Vegetarian dhal
1
Points®
Total time: 8 hr 20 min • Prep: 20 min • Cook: 5 hr 10 min • Serves: 6 • Difficulty: Easy
An Indian classic packed with lentils, chickpeas and kidney beans – they’re full of fibre and contribute towards your 5-a-day


Ingredients
Sunflower Oil
1½ tablespoon(s)
Onion
1 large, finely chopped
Garlic
2 clove(s), crushed
Root Ginger
2 teaspoon(s), finely grated
Chilli, green or red
2 individual, green, deseeded and finely chopped
Garam Masala
2 teaspoon(s), level
Curry Leaves, fresh
6 g
Split Red Lentils, dry
100 g, rinsed
Tinned Tomatoes
1 can(s), large
Vegetable stock cube
1 cube(s), 375ml stock
Butternut Squash
800 g, cut into 3cm pieces
Chickpeas, cooked
1 can(s), large, drained, rinsed and drained
Kidney Beans, cooked
1 can(s), large, drained, rinsed and drained
Peas, fresh or frozen
120 g, frozen
Cucumber
1 individual, medium, coarsely grated
Mint, Fresh
30 g, half finely chopped, half torn
Fat Free Natural Yogurt
240 g
Instructions
1
Heat the oil in a large pan over a medium-low heat.
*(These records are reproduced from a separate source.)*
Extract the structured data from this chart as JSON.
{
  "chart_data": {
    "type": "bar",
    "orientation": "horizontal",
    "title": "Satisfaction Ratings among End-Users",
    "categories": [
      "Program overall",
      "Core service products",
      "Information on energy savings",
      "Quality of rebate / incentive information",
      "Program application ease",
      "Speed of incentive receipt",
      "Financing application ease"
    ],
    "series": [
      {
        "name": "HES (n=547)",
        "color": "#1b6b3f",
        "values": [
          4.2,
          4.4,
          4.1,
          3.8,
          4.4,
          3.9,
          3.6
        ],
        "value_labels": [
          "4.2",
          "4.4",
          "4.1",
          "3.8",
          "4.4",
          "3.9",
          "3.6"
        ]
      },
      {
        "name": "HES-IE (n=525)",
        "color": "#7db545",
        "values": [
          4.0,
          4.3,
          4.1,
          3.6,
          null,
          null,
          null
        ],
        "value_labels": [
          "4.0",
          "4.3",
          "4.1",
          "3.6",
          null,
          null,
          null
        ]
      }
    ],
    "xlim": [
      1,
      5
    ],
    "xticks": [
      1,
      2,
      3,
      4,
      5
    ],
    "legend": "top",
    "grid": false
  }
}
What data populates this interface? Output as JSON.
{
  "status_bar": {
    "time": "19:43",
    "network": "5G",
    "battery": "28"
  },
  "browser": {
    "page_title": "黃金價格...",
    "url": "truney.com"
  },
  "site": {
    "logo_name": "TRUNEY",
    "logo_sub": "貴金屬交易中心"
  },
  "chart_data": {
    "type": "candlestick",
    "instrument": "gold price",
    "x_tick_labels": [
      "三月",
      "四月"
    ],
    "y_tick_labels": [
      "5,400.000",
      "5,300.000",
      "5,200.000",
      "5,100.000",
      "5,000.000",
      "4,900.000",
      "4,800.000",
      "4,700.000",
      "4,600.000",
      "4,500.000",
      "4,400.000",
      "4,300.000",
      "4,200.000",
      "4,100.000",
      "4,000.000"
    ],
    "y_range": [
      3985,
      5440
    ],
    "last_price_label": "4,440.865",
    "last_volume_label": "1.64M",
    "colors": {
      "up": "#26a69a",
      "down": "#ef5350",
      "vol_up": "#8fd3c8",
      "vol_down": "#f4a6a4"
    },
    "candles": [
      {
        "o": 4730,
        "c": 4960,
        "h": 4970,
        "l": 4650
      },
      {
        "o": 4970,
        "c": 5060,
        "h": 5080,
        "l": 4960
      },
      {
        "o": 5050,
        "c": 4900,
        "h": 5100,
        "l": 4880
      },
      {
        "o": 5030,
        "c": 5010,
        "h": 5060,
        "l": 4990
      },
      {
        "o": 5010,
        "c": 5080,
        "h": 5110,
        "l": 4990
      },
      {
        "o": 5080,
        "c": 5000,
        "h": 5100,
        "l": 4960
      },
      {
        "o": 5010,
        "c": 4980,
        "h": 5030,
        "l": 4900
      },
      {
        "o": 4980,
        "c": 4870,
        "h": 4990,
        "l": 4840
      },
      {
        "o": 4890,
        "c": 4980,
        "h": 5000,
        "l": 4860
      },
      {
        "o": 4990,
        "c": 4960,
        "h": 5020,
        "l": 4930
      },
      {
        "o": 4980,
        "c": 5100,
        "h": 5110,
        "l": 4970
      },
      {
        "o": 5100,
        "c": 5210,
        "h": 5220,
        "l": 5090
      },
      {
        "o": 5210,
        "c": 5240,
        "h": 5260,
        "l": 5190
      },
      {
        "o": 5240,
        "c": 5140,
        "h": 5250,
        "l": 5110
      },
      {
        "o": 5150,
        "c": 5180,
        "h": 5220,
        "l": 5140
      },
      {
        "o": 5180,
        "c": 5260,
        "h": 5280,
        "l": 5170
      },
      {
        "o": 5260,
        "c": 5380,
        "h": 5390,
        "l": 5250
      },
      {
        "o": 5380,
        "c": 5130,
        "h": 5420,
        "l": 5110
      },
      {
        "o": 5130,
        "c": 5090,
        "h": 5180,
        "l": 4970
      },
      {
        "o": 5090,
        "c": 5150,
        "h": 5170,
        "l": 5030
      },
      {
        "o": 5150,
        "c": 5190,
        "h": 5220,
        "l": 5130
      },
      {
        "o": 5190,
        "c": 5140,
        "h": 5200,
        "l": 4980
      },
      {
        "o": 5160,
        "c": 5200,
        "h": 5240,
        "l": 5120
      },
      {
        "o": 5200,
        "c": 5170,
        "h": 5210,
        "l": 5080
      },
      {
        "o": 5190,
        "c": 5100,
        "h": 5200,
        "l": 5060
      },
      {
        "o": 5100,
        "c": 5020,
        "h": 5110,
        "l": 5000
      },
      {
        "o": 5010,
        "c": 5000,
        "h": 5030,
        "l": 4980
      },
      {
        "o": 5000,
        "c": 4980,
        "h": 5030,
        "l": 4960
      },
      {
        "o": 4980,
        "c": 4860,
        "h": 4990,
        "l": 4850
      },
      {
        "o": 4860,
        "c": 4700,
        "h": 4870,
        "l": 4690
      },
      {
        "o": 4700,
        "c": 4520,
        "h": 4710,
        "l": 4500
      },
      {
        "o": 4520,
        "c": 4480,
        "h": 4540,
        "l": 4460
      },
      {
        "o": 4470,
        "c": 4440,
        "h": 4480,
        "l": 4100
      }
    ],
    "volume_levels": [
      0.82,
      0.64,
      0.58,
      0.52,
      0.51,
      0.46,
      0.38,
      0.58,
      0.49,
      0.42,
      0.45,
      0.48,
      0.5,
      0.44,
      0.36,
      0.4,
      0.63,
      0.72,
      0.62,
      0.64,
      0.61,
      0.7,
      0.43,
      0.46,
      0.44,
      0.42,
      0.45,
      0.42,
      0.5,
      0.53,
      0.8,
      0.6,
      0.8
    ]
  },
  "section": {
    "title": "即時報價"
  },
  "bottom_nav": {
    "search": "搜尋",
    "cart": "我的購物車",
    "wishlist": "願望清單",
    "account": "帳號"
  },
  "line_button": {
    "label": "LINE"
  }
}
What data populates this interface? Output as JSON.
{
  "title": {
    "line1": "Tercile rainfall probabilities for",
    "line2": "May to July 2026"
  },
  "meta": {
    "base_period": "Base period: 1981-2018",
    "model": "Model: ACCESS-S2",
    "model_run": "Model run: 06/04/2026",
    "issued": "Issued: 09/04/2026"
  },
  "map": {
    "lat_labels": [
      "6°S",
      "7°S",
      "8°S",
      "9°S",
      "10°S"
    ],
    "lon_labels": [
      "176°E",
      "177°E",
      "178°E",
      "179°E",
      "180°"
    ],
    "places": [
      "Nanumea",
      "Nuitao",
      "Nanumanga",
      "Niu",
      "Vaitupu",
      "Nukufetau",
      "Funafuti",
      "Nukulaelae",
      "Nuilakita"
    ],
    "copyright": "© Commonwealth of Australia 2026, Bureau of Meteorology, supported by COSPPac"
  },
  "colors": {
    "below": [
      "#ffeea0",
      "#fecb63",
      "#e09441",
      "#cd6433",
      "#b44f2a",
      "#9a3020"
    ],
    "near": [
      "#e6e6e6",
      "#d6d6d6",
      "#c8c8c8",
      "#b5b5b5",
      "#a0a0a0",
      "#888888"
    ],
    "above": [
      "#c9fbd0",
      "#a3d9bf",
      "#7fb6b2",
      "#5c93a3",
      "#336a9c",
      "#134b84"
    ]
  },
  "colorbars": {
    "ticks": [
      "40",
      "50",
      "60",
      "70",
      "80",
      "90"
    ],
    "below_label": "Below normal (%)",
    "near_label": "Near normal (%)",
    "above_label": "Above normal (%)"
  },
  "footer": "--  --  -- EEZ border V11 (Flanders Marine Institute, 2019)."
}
Cook the onion, garlic, ginger and chilli, stirring, for 5 minutes until the onion has softened. Add garam masala and curry leaves and cook, stirring, for another minute.
2
Add the lentils, tomatoes, stock and squash and bring to a simmer. Transfer to a 4.5L slow cooker. Cook, covered, on a low setting for 5 hours (or on high for 2.5 hours).
3
Add the chickpeas, kidney beans and peas and cook, covered, on high, for 10 minutes.
4
Meanwhile, to make the raita, squeeze excess liquid from the cucumber. Place in a bowl with the finely chopped mint and yogurt and stir to combine. Top the dhal with the raita and torn mint leaves, to serve.